Pre and Post Money Valuations: What it Means For The Founders

Pre-money valuation, Post-money valuation, cap, discount rates, etc. are all terms a founder has to learn about as she is raising capital. Unfortunately, it’s a new concept for most of us. Below you’ll find a simple definition and two ways how it can affect a founder:

Pre-money valuation refers to the value of a company before an investment is made, while post-money valuation is the company's valuation after all the investment is added. Think of a glass of water: pre-money valuation is the value of the glass, and post-money valuation is the value of the glass plus the water (the investment) added to it. This seems minor, but it can significantly impact a founder.

This happens in two ways:

First, let’s say an investor is investing $2M at a $10M valuation. If that $10M is pre-money, the effective post-money valuation is $12M. If that $10M valuation is post-money, the pre-money valuation is actually $8M. This affects your equity but can also affect your next round of fundraising or exit potentials.

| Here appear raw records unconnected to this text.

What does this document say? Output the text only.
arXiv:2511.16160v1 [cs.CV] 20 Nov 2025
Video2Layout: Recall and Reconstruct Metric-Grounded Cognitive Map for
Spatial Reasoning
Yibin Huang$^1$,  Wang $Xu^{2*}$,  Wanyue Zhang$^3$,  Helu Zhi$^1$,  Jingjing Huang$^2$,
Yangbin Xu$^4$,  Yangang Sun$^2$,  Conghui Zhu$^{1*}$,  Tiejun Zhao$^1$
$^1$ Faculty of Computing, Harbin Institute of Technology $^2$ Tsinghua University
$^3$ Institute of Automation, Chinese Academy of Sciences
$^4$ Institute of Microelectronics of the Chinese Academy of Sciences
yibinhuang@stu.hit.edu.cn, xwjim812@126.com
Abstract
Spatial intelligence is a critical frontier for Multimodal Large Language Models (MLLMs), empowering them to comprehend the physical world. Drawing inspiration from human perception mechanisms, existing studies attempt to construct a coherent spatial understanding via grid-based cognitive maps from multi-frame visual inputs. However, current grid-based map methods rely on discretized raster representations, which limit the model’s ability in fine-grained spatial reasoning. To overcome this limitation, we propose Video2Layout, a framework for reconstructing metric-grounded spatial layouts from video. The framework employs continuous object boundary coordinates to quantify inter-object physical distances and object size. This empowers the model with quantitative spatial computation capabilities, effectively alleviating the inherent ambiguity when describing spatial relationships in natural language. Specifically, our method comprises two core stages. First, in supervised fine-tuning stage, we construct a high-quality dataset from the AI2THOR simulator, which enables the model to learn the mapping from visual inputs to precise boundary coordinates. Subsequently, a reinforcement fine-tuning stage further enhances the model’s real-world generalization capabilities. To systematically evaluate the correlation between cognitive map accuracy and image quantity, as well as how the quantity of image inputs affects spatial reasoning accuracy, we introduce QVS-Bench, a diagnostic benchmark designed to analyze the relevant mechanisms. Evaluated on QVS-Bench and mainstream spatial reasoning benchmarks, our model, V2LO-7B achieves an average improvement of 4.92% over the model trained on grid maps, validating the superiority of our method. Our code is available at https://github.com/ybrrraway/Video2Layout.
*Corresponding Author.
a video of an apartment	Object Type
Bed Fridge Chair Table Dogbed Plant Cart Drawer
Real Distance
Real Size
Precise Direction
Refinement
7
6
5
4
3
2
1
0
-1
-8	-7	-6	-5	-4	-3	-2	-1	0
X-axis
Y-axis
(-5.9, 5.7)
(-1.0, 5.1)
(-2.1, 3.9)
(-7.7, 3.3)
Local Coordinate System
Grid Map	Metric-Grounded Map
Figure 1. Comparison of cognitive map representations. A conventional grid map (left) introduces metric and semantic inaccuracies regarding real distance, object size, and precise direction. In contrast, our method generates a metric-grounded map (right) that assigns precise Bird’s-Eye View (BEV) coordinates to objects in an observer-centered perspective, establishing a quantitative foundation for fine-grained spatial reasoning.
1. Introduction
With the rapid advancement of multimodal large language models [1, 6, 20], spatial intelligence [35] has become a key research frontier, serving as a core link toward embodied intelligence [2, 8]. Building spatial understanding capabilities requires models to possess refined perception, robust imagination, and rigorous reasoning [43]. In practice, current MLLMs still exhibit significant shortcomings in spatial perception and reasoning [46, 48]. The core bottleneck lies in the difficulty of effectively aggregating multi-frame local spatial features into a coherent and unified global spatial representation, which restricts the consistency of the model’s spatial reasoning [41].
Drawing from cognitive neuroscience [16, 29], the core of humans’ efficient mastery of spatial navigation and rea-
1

Second, let’s say you are raising a Convertible Note round. In this hypothetical example, the founder and investors have agreed on a valuation cap of $8 million. They are using the pre-money valuation method. The investor is investing $2 million. This will essentially lead to a post-money valuation of 10 million dollars. Another founder is raising a similar deal but has agreed on a post-money valuation cap of $10M. At first glance, these two deals look similar. But there is an important thing to keep in mind.

Now, let's say you are actually able to raise $3M. Most people will say to raise more than you need if the terms are favorable. In the case of pre-money valuation, it would be the pre-money valuation of $8M, and post-money of $11M. But raising on a post-money cap, the dilution affects the founders the most, i.e. the post is fixed, so it essentially becomes $7M pre, resulting in $10M post. In this case, the founder ended up with 72.7% equity in the first case and 70% equity in the second case. The gap widens as the additional raised amount increases.

An investor will prefer a post-money cap option. Rightfully so, as it limits their dilution. As a founder, you should opt for a pre-money cap as it allows you to raise more without the founder having to carry all the burden of dilution. In the pre-money example, the dilution is spread out between the founders and original investors.

As a founder, you may not have the final say in the terms, but it is still essential to understand what they mean for you and your team so you can make an informed decision.

P.S.- The examples above are oversimplified. In real life, there are multiple other things to consider.